The Black Swan

black swan

The Black Swan: The Impact of the Highly Improbable’ is a book by Lebanese American, philosopher Nassim Nicholas Taleb. The book focuses on the extreme impact of certain kinds of rare and unpredictable events (outliers) and humans’ tendency to find simplistic explanations for these events retrospectively, after the fact. This theory has since become known as the black swan theory. The book also covers subjects relating to knowledge, aesthetics, and ways of life, and uses elements of fiction in making its points.

Taleb, bestselling author of ‘Fooled by Randomness,’ treats uncertainty and randomness as a single idea. The main idea in Taleb’s book is not to attempt to predict Black Swan Events, but to build robustness into negative ones that occur and being able to exploit positive ones. Taleb contends that banks and trading firms are very vulnerable to hazardous Black Swan Events and are exposed to losses beyond those that are predicted by their defective models.

The book’s position is that a Black Swan Event depends on the observer—using a simple example, what may be a Black Swan surprise for a turkey is not a Black Swan surprise for its butcher—hence the objective should be to ‘avoid being the turkey’ by identifying areas of vulnerability in order to ‘turn the Black Swans white.’ Taleb refers to the book variously as an essay or a narrative with one single idea: ‘our blindness with respect to randomness, particularly large deviations.’

Taleb acknowledges a contradiction in the book. He uses an exact metaphor, ‘Black Swan Theory,’ to argue against the ‘unknown, the abstract, and imprecise uncertain–white ravens, pink elephants, or evaporating denizens of a remote planet orbiting Tau Ceti.’ ‘There is a contradiction; this book is a story, and I prefer to use stories and vignettes to illustrate our gullibility about stories and our preference for the dangerous compression of narratives.’

‘You need a story to displace a story. Metaphors and stories are far more potent (alas) than ideas; they are also easier to remember and more fun to read.’ He describes history as opaque, essentially a black box of cause and effect. One sees events go in and events go out, but one has no way of determining which produced what effect.

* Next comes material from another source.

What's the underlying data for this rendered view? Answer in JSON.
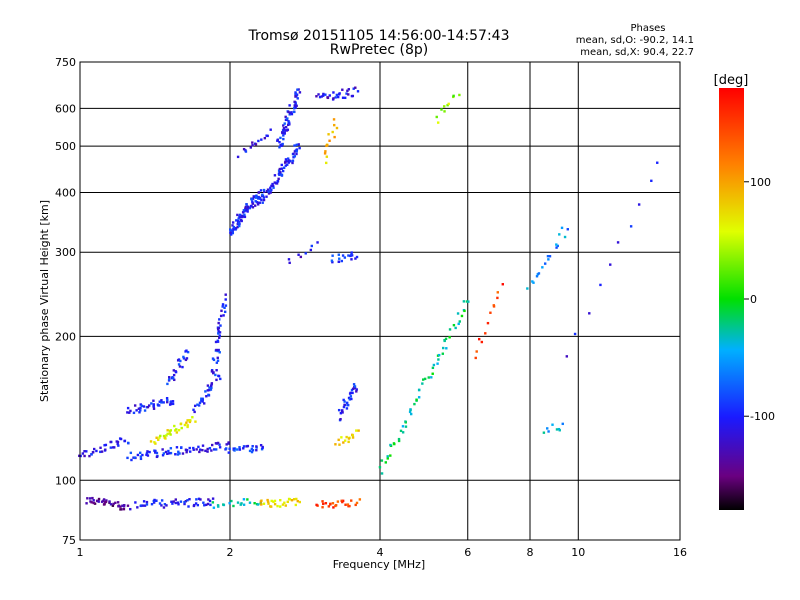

In the second chapter, Taleb tells the story of the author, Yevgenia Nikolayevna Krasnova, and her book ‘A Story of Recursion.’ She published her book on the web and was discovered by a small publishing company; they published her unedited work and the book became an international bestseller. The small publishing firm became a big corporation, and Yevgenia became famous. This incident is described as a Black Swan Event.

In the third chapter, Taleb introduces the concepts of ‘Extremistan’ and ‘Mediocristan.’ He uses them to define predictability in the environment one is studying. Mediocristan environments safely can use a normal (bell-shaped) distribution. In Extremistan environments a normal n distribution is assumed at one’s peril.

The term black swan was a Latin expression — its oldest reference is in the poet Juvenal expression that ‘a good person is as rare as a black swan.’ It was a common expression in 16th century London as a statement that describes impossibility, deriving from the old world presumption that ‘all swans must be white’, because all historical records of swans reported that they had white feathers. Thus, the black swan is an oft cited reference in philosophical discussions of the improbable.

Rare and improbable events do occur much more than we dare to think. Our thinking usually is limited in scope and we make assumptions based on what we see, know, and assume. Reality, however, is much more complicated and unpredictable than we think. Also, assumptions relevant to average situations are less relevant to irregular situations, especially when the ‘rules of the game’ themselves do change.

Extreme events do happen and have a great effect. The effects of extreme events are even higher due to the fact that they are unexpected. Examples given by Taleb are the September 11, 2001 attacks, the rise of the Internet and particularly Google, and World War I. The results of these were hardly thought of before but were tremendous.

Before Taleb, those who dealt with the notion of the improbable, such as Hume, Mill, and Popper focused on the problem of induction in logic, specifically, that of drawing general conclusions from specific observations. Taleb’s Black Swan Event has a central and unique attribute, high impact. His claim is that almost all consequential events in history come from the unexpected—yet humans later convince themselves that these events are explainable in hindsight (bias).

Why are humans often caught off guard by or slow to recognize the rare and novel? Partly because built into the very nature of our experience is the propensity to extend existing knowledge and experience to future events and experiences. Taleb argues that the proposition ‘we know,’ in many cases, is an illusion, albeit a necessary one; the human mind tends to think it knows, but it does not always have a solid basis for this delusion of ‘I know.’

This notion that we do not know is very old, dated at least as far back as Socrates. The Socratic method of questioning and avowal of ignorance is the type of corrective action to the delusion that we know something completely and truly.